I don't need to remind any of you of 4 June 1989. The facts, as we know them, are somewhat sketchy. It is quite possible that no one was killed that day in the square. It is quite possible that thousands were slaughtered once students were rousted out from it. That day is misunderstood, and it was not a simple morality play -- there were serious and important reformers within the Communist Party who pleaded with students to leave and by many accounts their legitimate and brave attempts at reform from within during Deng's time died on that day; The vast majority of the students had no idea why they were there, many descended on the square because it was an event, a jol, the thing to do; The ones who thought they knew oftentimes had no real concept of democracy. And so forth. In any case, there are now just enough soldiers on the grounds to remind anyone who has any ideas that they are probably bad ones. And there are cameras. Lots of cameras. And yet more desperate hawkers. Lots of desperate hawkers. I've come to hate them.

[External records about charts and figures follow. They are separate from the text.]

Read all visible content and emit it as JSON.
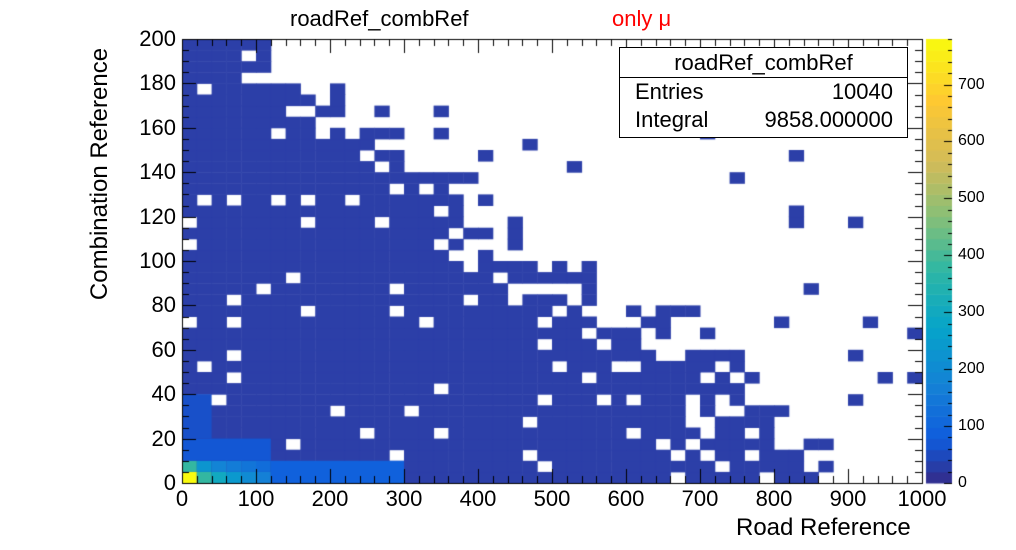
{
  "chart_data": {
    "type": "heatmap",
    "title": "roadRef_combRef",
    "annotation": "only μ",
    "xlabel": "Road Reference",
    "ylabel": "Combination Reference",
    "xlim": [
      0,
      1000
    ],
    "ylim": [
      0,
      200
    ],
    "xticks": [
      "0",
      "100",
      "200",
      "300",
      "400",
      "500",
      "600",
      "700",
      "800",
      "900",
      "1000"
    ],
    "yticks": [
      "0",
      "20",
      "40",
      "60",
      "80",
      "100",
      "120",
      "140",
      "160",
      "180",
      "200"
    ],
    "zlim": [
      0,
      780
    ],
    "zticks": [
      "0",
      "100",
      "200",
      "300",
      "400",
      "500",
      "600",
      "700"
    ],
    "stats": {
      "title": "roadRef_combRef",
      "entries_label": "Entries",
      "entries": "10040",
      "integral_label": "Integral",
      "integral": "9858.000000"
    },
    "bins_x": 50,
    "bins_y": 40,
    "hot_cells": [
      {
        "x": [
          0,
          20
        ],
        "y": [
          0,
          5
        ],
        "z": 780
      },
      {
        "x": [
          20,
          40
        ],
        "y": [
          0,
          5
        ],
        "z": 380
      },
      {
        "x": [
          40,
          60
        ],
        "y": [
          0,
          5
        ],
        "z": 300
      },
      {
        "x": [
          60,
          80
        ],
        "y": [
          0,
          5
        ],
        "z": 240
      },
      {
        "x": [
          80,
          100
        ],
        "y": [
          0,
          5
        ],
        "z": 200
      },
      {
        "x": [
          100,
          120
        ],
        "y": [
          0,
          5
        ],
        "z": 170
      },
      {
        "x": [
          0,
          20
        ],
        "y": [
          5,
          10
        ],
        "z": 380
      },
      {
        "x": [
          20,
          40
        ],
        "y": [
          5,
          10
        ],
        "z": 230
      },
      {
        "x": [
          40,
          60
        ],
        "y": [
          5,
          10
        ],
        "z": 180
      },
      {
        "x": [
          60,
          80
        ],
        "y": [
          5,
          10
        ],
        "z": 160
      },
      {
        "x": [
          80,
          100
        ],
        "y": [
          5,
          10
        ],
        "z": 140
      },
      {
        "x": [
          100,
          120
        ],
        "y": [
          5,
          10
        ],
        "z": 120
      },
      {
        "x": [
          120,
          300
        ],
        "y": [
          0,
          10
        ],
        "z": 90
      },
      {
        "x": [
          0,
          120
        ],
        "y": [
          10,
          20
        ],
        "z": 70
      },
      {
        "x": [
          0,
          40
        ],
        "y": [
          20,
          40
        ],
        "z": 60
      }
    ],
    "filled_rows": [
      {
        "y": [
          0,
          5
        ],
        "x": [
          0,
          888
        ]
      },
      {
        "y": [
          5,
          10
        ],
        "x": [
          0,
          888
        ]
      },
      {
        "y": [
          10,
          20
        ],
        "x": [
          0,
          860
        ]
      },
      {
        "y": [
          20,
          40
        ],
        "x": [
          0,
          820
        ]
      },
      {
        "y": [
          40,
          60
        ],
        "x": [
          0,
          760
        ]
      },
      {
        "y": [
          60,
          80
        ],
        "x": [
          0,
          660
        ]
      },
      {
        "y": [
          80,
          100
        ],
        "x": [
          0,
          560
        ]
      },
      {
        "y": [
          100,
          120
        ],
        "x": [
          0,
          460
        ]
      },
      {
        "y": [
          120,
          140
        ],
        "x": [
          0,
          380
        ]
      },
      {
        "y": [
          140,
          160
        ],
        "x": [
          0,
          300
        ]
      },
      {
        "y": [
          160,
          180
        ],
        "x": [
          0,
          220
        ]
      },
      {
        "y": [
          180,
          200
        ],
        "x": [
          0,
          120
        ]
      }
    ]
  }
}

I have to admit, I took on the Foridden City (so named because for more than 500 years it was off limits to outsiders, with punishments ranging from 100 lashes to death to those who violated) in a somewhat perfunctory way. It is enormous beyond comprehension (the Chinese do big well. Americans are pikers by comparison, which may not be a bad thing) and I did spend a couple of hours or so there. But I was a bit touristed out, and my main goal was to get to this hill beyond the Walls of the Forbidden City, on the north side of the axis that is Tiananmen-Forbidden City. That hill is part of a bucolic park complex, the centerpiece of which is the steep hill that quickly rises from the pool-table flat surroundings. The climb was a tester, but I presumed worth it, until I discovered that the pagoda- or temple-like building at the top, which promised exquisite views of the city on all sides, was closed. I saw a leggy Chinese girl get beyond the mesh gates. When I opened the gate and peered within, I was brusquely waved off by a soldier. The soldiers here tend toward the scrawny and short, but with visions of 1989 in my head I demurred, even if I muttered complaints that they did not understand ("Fuck Mao" becoming standard juvenile boilerplate nonsequiter by now.)

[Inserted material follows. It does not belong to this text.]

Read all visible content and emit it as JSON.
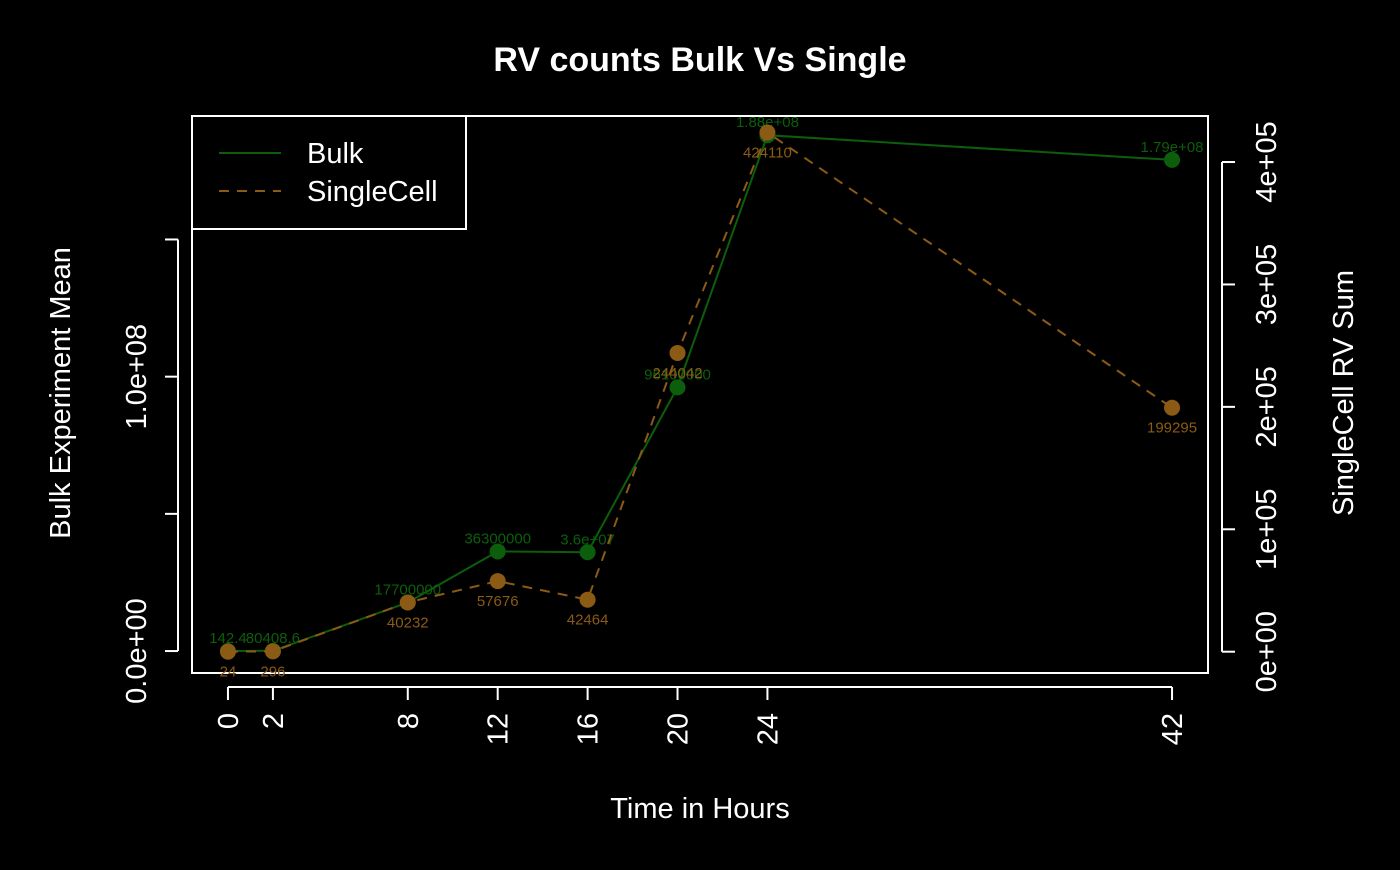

The rebuffing granted me time to wander the park, which is lovely, then to make my way back through a hutong that, given its proximity to the Square and the Forbidden City, and given that 10,000 hutong are disappearing a year, is surely ill fated. Intermittently in the hutong were scattered what is to me already a familiar dual-role business: hairdresser shops by day, and shall we say red light districts by, well, apparently at least by 5:00. I could have gotten some serious tail, but my newfound status as an engaged man and love for my fiancee, coupled with my aversion to venereal disease, trebled with the fact that my fate in matters intimate was clearly to walk in on some poor woman taking a dump, led me to keep on walking.


I have to be up in 5 hours for what will be 48 hours of: Flying, getting one last shot at Hong Kong, lots more flying, and then arriving in South Africa. I'll try to touch base from Hong Kong, where I'll have the benefit of being able actually to see the blog. China has been remarkable. Too much to absorb. I've learned so very much, met some great people and new friends, immersed myself as deeply as possible, eaten amazing food, drank lots of pijou, and avoided becoming a political prisoner. Not a bad couple of weeks.


Zai jian, China.

3 comments:

montana urban legend said...

Nice post.

montana urban legend said...

Perhaps it's possible that you literally scared the crap out of that little Chinese woman.

dcat said...

(rim shot)
Montana Urban Legend will be here all the week. He just flew in, and boy are his arms tired. Please tip your waitstaff.